Co ciekawe, podczas pracy w niedzielę kobieta nie miała żadnych objawów. W poniedziałek zgłosiła się do szpitala na planowe przyjęcie, gdzie wykonano jej test, który dał pozytywny wynik.
W związku z tym faktem przebadano sześciu pozostałych członków komisji oraz trzech pracowników gminy, którzy bezpośrednio współpracowali z komisją przy organizacji wyborów. Od tych osób pobrano już wymazy. W poniedziałek 6 lipca powinny być znane wyniki. Na wyniki czekają również mąż i teść kobiety, którzy również pracowali w komisjach wyborczych. Jeżeli wyniki będą pozytywne, prawdopodobnie trzeba będzie przebadać także 14 innych osób, m.in. pozostałych członków komisji.

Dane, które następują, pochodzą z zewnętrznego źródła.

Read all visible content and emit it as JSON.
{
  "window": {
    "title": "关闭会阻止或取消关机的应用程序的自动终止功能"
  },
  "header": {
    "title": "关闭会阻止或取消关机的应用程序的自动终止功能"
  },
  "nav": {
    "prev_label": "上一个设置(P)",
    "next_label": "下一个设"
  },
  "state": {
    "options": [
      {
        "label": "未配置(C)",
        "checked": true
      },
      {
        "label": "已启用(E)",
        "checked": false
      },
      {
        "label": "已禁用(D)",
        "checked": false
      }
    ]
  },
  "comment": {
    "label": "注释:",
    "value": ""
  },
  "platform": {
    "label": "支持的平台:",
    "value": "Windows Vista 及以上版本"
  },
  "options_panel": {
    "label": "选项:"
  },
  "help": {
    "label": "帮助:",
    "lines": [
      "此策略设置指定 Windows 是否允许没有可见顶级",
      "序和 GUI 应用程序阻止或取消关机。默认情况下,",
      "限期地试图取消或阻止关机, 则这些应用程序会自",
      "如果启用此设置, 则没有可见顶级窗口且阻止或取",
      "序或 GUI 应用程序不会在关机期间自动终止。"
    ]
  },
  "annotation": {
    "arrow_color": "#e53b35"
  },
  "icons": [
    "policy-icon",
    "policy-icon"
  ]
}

We wszystkich trzech komisjach w gminie głosowało łącznie ponad 2600 osób. Wójt gminy Jasieniec, Marta Cytryńska, twierdzi, że głosujący mieszkańcy nie mieli bezpośredniego kontaktu z zarażoną, ale jest niepokój.
Szefowa delegatury Krajowego Biura Wyborczego w Radomiu zapewnia, że KBW jest gotowe, by w razie potrzeby skompletować nowe komisje wyborcze.